As contas e receitas
Um ano a somar subscritores: Entre março e junho, ganhou 5,9 milhões novos subscritores. Entre julho e setembro, amealhou mais 8,8 milhões. No último trimestre, juntou mais 13,1 milhões de assinantes (a maioria provenientes das regiões Ásia-Pacífico e EMEA). Isto, com a "guerra" à partilha das palavras-passe em cursos.
- Feitas as contas, o total de subscritores ronda agora os 260 milhões, liderando assim as "streaming wars" à frente da Amazon Prime (200 milhões) e da Disney+ (150 milhões – ou 198,7 milhões, se incluirmos a Hulu), de acordo com os dados da Flix Patrol.
Acabou 2023 em altas: as receitas do último trimestre aumentaram 12,5 por cento – ligeiramente acima das previsões – para 8,8 mil milhões de dólares. Ou seja, a empresa registou 937,8 milhões de lucro nos últimos três meses do ano, quase 17 vezes mais do que no quarto trimestre de 2022, quando obteve 55,3 milhões, como nota o Jornal de Negócios.
- Nota: O aumento do número de subscritores pode não ser a resposta completa para este aumento de receitas, segundo o site Statista. Isto porque a Netflix aos acionistas fez saber que 40% das novas contas optaram pelo modelo de subscrição com anúncios (em Portugal e em muitos outros territórios não existe, mas é um plano mais barato onde passam reclames de 15 a 30 segundos estilo YouTube). Isto é, recebem o valor da subscrição do cliente mais o valor dos anúncios pagos pelo anunciante.
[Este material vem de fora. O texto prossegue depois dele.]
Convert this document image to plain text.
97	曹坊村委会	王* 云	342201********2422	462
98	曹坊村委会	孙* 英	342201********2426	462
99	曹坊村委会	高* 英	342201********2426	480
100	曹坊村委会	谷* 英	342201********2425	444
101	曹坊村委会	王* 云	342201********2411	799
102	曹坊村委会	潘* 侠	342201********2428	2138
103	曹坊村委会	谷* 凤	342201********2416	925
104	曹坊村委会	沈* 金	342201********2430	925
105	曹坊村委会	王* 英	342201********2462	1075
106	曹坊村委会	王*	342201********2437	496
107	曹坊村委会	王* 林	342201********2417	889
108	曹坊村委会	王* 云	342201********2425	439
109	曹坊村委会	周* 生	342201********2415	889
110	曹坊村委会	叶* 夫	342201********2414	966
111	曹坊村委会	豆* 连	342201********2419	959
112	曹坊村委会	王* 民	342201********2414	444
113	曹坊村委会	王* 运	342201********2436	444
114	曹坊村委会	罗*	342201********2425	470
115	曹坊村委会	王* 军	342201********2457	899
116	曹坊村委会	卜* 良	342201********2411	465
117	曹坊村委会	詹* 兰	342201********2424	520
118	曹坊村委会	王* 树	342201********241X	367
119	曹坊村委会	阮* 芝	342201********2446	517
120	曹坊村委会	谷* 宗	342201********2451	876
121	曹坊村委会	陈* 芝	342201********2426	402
A expectativa para 2024: O otimismo está no ar e para o próximo trimestre a empresa espera um aumento de 13% de receitas e prevê que o número de assinantes cresça em 1,8 milhões. Tanto assim é que abre portas a um aumento do preço das subscrições.
- Por todos estes motivos, que vão da caça à partilha das palavras-passe ao acordo com a WWE, a The Verge lembra que a Netflix, embora esteja diferente do que era há dois anos, continua a ser uma máquina de receitas diferente das outras plataformas — e é por isso que supera a concorrência.